• U.S.

Fallout from a Research Tragedy

2 minute read
Josh Tyrangiel

The Federal Government dealt a blow to Johns Hopkins University last week when it suspended human-research trials there following the death of Ellen Roche, a volunteer in a Hopkins asthma study. While the move had dramatic public-relations value, it left many in the medical community confused over how the government is regulating such research.

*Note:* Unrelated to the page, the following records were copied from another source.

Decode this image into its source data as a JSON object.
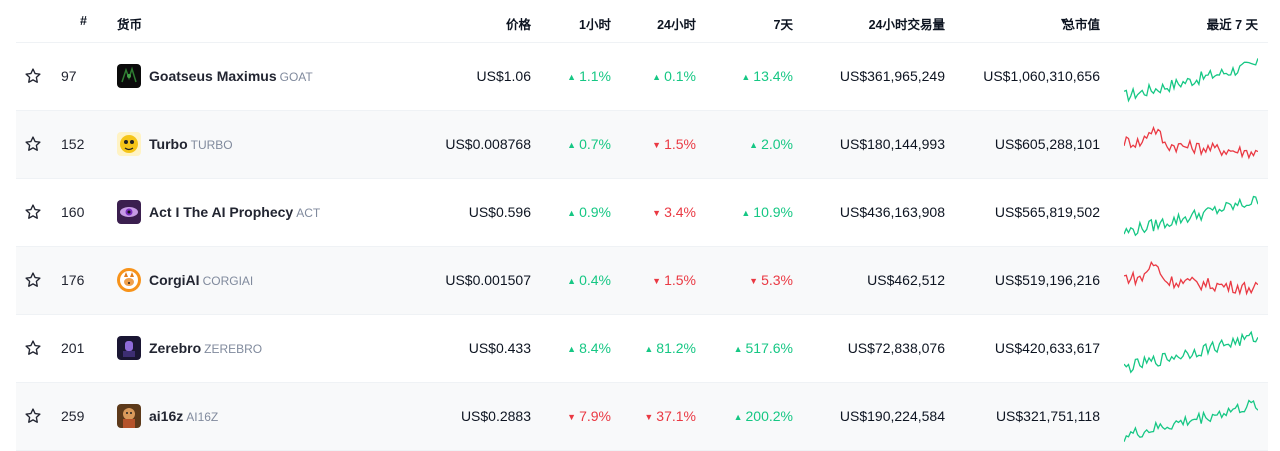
{
  "header": {
    "rank": "#",
    "coin": "货币",
    "price": "价格",
    "h1": "1小时",
    "h24": "24小时",
    "d7": "7天",
    "volume": "24小时交易量",
    "sort_arrow": "▼",
    "mcap": "总市值",
    "last7": "最近 7 天"
  },
  "colors": {
    "up": "#16c784",
    "down": "#ea3943"
  },
  "rows": [
    {
      "rank": "97",
      "name": "Goatseus Maximus",
      "symbol": "GOAT",
      "price": "US$1.06",
      "h1": "1.1%",
      "h1_dir": "up",
      "h24": "0.1%",
      "h24_dir": "up",
      "d7": "13.4%",
      "d7_dir": "up",
      "volume": "US$361,965,249",
      "mcap": "US$1,060,310,656",
      "trend": "up",
      "icon": "goat-logo-icon"
    },
    {
      "rank": "152",
      "name": "Turbo",
      "symbol": "TURBO",
      "price": "US$0.008768",
      "h1": "0.7%",
      "h1_dir": "up",
      "h24": "1.5%",
      "h24_dir": "down",
      "d7": "2.0%",
      "d7_dir": "up",
      "volume": "US$180,144,993",
      "mcap": "US$605,288,101",
      "trend": "down",
      "icon": "turbo-logo-icon"
    },
    {
      "rank": "160",
      "name": "Act I The AI Prophecy",
      "symbol": "ACT",
      "price": "US$0.596",
      "h1": "0.9%",
      "h1_dir": "up",
      "h24": "3.4%",
      "h24_dir": "down",
      "d7": "10.9%",
      "d7_dir": "up",
      "volume": "US$436,163,908",
      "mcap": "US$565,819,502",
      "trend": "up",
      "icon": "act-logo-icon"
    },
    {
      "rank": "176",
      "name": "CorgiAI",
      "symbol": "CORGIAI",
      "price": "US$0.001507",
      "h1": "0.4%",
      "h1_dir": "up",
      "h24": "1.5%",
      "h24_dir": "down",
      "d7": "5.3%",
      "d7_dir": "down",
      "volume": "US$462,512",
      "mcap": "US$519,196,216",
      "trend": "down",
      "icon": "corgi-logo-icon"
    },
    {
      "rank": "201",
      "name": "Zerebro",
      "symbol": "ZEREBRO",
      "price": "US$0.433",
      "h1": "8.4%",
      "h1_dir": "up",
      "h24": "81.2%",
      "h24_dir": "up",
      "d7": "517.6%",
      "d7_dir": "up",
      "volume": "US$72,838,076",
      "mcap": "US$420,633,617",
      "trend": "up",
      "icon": "zerebro-logo-icon"
    },
    {
      "rank": "259",
      "name": "ai16z",
      "symbol": "AI16Z",
      "price": "US$0.2883",
      "h1": "7.9%",
      "h1_dir": "down",
      "h24": "37.1%",
      "h24_dir": "down",
      "d7": "200.2%",
      "d7_dir": "up",
      "volume": "US$190,224,584",
      "mcap": "US$321,751,118",
      "trend": "up",
      "icon": "ai16z-logo-icon"
    }
  ]
}
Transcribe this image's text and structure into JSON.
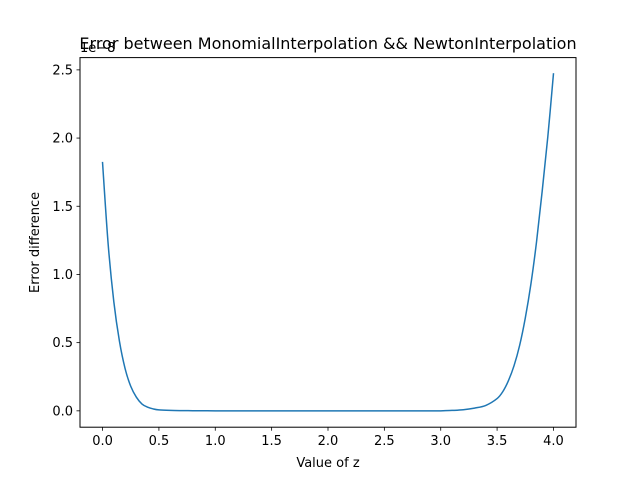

Roche volunteered for a trial in which she took hexamethonium, a compound not currently approved by the FDA for use in humans. In these cases, the FDA requires that researchers obtain the agency’s approval before administering such compounds. But because of the huge number of academic trials and the accompanying paperwork, the FDA had got into the habit of quietly discouraging universities from applying for approval, assuming that safety issues could be dealt with by the universities. Then, in 1999, the feds abruptly cracked down, stopping human research at Duke University Medical Center. One infraction they cited: the improper recording of minutes of a meeting. Frustrated critics say what is needed is a regulatory middle ground.

Hopkins officials note that hexamethonium was approved in the 1950s for treating high blood pressure, and was pulled only when other drugs proved more effective. “The decision to go ahead was based on the fact that this was not a new investigational drug,” says Dr. Edward Miller, dean and CEO of Johns Hopkins Medicine. “On similar compounds, the FDA had ruled that their approval was not needed.” Doctors, heal thyselves.